The lesson: The FTC prosecutes companies for false advertising, and the bureau often refers cases directly to them. Stay honest and you'll avoid  cease and desist orders, large fines, civil penalties, corrective ads, and other court orders.

2. Uber suffers too many scandals to count (though you can try).

Where to start? In February, engineer Susan Fowler published her essay on sexual harassment and sexism in the Uber workplace, kick-starting public outcry, cover-ups, resignations, and investigations. Later that same month, video surfaced of founder and then-CEO Travis Kalanick berating his Uber driver.

In June, board member David Bonderman made a sexist joke at a meeting about Uber's sexism problem and promptly resigned. Kalanick also resigned in June, promising to step away--yet he's still at the center of boardroom power struggles.

There have been lawsuits, regulatory fights, shady attempts to undermine competitors, and diversity issues aplenty. And while new CEO Dara Khosrowshahi seems to have a steadier hand than Kalanick, the year's not over yet.

The lesson: Stamp out sexual harassment and sexism in the office. Treat your employees well. Don't flaunt the law. Basically, if Uber did it in 2017, you probably shouldn't.

3. Wag sends its own customer a cease and desist letter.

Kalanick berated one of his drivers. Wag, a San Francisco-based dog-walking and dog-sitting startup, took it a step further.

Long Island resident MaryEllen Humphrey used Wag to find dog-sitting during a family vacation to Disney World in September. While she was gone, her Beagle-Labrador mix Buddy went missing.

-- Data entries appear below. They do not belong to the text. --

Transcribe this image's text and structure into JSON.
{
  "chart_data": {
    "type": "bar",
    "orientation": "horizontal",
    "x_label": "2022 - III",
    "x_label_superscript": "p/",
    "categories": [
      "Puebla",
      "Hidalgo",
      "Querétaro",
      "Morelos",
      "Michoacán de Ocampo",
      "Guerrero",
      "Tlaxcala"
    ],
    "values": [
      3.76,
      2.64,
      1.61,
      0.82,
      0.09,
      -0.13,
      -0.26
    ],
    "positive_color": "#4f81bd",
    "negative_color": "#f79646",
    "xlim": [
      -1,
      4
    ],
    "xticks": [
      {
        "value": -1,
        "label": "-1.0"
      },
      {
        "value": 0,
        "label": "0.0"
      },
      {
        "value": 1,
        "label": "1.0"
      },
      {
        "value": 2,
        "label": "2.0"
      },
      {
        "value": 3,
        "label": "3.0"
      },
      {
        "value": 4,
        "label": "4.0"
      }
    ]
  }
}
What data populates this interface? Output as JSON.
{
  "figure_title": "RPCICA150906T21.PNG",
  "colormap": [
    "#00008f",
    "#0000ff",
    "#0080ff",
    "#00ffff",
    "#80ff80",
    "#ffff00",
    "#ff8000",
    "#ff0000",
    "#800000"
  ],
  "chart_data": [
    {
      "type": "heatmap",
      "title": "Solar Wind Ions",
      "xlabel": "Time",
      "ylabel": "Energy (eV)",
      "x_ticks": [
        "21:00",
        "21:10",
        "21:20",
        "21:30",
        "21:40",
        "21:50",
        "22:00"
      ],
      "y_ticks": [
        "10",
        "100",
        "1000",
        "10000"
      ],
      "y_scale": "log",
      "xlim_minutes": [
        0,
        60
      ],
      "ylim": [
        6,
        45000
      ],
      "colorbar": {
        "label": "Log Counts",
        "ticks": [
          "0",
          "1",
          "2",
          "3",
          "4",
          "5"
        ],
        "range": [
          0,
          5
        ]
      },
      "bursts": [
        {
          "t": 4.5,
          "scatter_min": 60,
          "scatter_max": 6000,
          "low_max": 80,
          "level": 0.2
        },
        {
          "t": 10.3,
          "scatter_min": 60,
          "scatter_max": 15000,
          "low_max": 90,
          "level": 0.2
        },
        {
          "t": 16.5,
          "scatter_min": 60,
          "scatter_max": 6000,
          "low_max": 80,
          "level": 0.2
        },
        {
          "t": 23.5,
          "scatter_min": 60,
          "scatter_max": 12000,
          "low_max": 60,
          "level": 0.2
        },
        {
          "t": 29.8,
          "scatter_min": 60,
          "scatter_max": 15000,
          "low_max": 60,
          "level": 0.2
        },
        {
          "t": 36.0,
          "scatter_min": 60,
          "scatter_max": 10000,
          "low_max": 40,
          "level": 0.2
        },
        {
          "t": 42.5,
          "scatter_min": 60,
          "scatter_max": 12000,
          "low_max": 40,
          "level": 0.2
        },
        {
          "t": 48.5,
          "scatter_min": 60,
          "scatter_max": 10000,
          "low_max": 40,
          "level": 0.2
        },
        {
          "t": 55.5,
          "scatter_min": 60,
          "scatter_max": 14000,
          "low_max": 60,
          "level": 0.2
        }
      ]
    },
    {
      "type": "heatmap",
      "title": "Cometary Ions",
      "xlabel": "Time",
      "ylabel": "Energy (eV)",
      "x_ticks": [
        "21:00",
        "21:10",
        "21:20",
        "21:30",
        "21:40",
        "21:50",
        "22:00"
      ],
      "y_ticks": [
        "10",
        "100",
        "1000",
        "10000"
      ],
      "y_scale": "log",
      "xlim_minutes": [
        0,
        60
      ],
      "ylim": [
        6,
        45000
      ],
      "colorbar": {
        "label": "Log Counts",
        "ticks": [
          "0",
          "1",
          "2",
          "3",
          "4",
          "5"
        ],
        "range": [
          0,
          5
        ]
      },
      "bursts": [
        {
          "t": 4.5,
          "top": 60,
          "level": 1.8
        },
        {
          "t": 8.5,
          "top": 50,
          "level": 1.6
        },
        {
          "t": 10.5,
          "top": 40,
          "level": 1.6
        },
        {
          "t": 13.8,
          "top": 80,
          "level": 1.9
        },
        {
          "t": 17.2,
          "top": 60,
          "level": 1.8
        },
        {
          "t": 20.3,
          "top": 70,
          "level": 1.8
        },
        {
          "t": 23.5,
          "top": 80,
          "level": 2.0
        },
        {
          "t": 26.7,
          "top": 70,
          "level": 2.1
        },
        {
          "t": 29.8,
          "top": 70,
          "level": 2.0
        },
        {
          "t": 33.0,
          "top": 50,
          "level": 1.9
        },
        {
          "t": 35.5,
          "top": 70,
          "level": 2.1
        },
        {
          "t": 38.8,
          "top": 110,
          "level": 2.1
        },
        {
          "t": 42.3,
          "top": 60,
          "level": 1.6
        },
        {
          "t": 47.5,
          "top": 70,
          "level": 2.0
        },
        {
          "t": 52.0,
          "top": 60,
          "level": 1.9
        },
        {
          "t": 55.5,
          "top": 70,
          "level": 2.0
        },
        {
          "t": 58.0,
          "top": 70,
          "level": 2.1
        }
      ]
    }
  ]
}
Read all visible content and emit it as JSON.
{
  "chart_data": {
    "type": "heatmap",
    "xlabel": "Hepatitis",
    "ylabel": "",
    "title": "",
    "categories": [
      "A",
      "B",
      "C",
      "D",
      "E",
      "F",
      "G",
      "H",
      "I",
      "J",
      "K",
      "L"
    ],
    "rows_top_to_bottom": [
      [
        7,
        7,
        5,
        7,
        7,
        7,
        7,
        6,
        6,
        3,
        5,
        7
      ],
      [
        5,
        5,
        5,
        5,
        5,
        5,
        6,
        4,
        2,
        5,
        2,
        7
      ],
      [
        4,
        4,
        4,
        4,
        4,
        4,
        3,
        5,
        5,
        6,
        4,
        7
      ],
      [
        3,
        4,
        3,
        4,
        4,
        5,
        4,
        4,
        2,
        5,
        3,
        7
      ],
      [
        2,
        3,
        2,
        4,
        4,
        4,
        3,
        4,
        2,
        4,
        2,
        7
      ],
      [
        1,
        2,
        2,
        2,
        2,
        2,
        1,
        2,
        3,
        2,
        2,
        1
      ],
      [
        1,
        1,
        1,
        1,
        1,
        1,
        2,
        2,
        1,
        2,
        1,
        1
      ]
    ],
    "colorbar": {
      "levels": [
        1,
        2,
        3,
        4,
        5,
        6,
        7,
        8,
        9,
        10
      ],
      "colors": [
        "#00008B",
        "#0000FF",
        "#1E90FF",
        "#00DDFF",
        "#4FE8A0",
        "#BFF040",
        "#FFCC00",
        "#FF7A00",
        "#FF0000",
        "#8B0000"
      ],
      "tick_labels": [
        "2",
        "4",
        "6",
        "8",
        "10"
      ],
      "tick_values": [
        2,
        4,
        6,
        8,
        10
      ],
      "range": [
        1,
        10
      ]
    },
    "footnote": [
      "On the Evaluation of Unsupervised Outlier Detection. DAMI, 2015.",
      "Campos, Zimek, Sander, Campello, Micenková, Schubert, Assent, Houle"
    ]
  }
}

Humphrey publicly accused Wag of misrepresenting its rescue efforts and offering her $2,500 to stay quiet to the press. Wag sent Humphrey--a paying customer--a cease and desist letter in response.

Let that sink in a moment.

The lesson: Don't send your customers cease-and-desist letters. That seems obvious. But if you need a monetary incentive--and you really shouldn't--a Bloomberg report says the incident scared away potential Wag investors. Think before you threaten legal action.

Buddy was eventually found, thanks to Humphrey's social-media efforts, and reunited with his owners. A happy ending to his tale.

4. United Airlines displays astonishingly awful customer service.

It started in March when two girls were banned from a United Airlines flight for wearing leggings as pants. It got worse in April, when security officers bloodied Dr. David Dao and dragged him off an overbooked United flight.

In July, a United flight attendant wouldn't let a 7-year-old sleep on a couple empty seats because they "cost people good money." Most recently, in November, United was sued by another flight attendant for not letting her wear clogs in airports.

The lesson: Treat your customers like family. You hate your family? Fine, treat your customers like family you actually like. And whatever you do, don't physically abuse them. (Again, that seems obvious.)

5. Dave's Soda and Pet City gets boycotted after a Trump photo-op.

Poor Dave Ratner. The owner of Dave's Soda and Pet City, a chain with seven locations throughout Massachusetts and Connecticut, didn't expect a group photo-op with President Trump to cause New Englanders to boycott his stores.

The group of business owners was celebrating an executive order that would make it easier for small businesses to purchase health care for employees. They reportedly didn't know the order would also attempt to dismantle large portions of the Affordable Care Act.

Ratner's predominantly liberal customer base didn't take kindly to photos and videos of Ratner at Trump's executive order signing. He's suffered boycotts, savage Yelp reviews, angry Facebook comments, and more--despite his best attempts at public apologies and reconciliations.

The lesson: Ratner hardly had a chance to explain himself before he was judged. That's the way things work in today's social-media world, so carefully weigh your actions--and how they could be interpreted by your target audience--before you make them.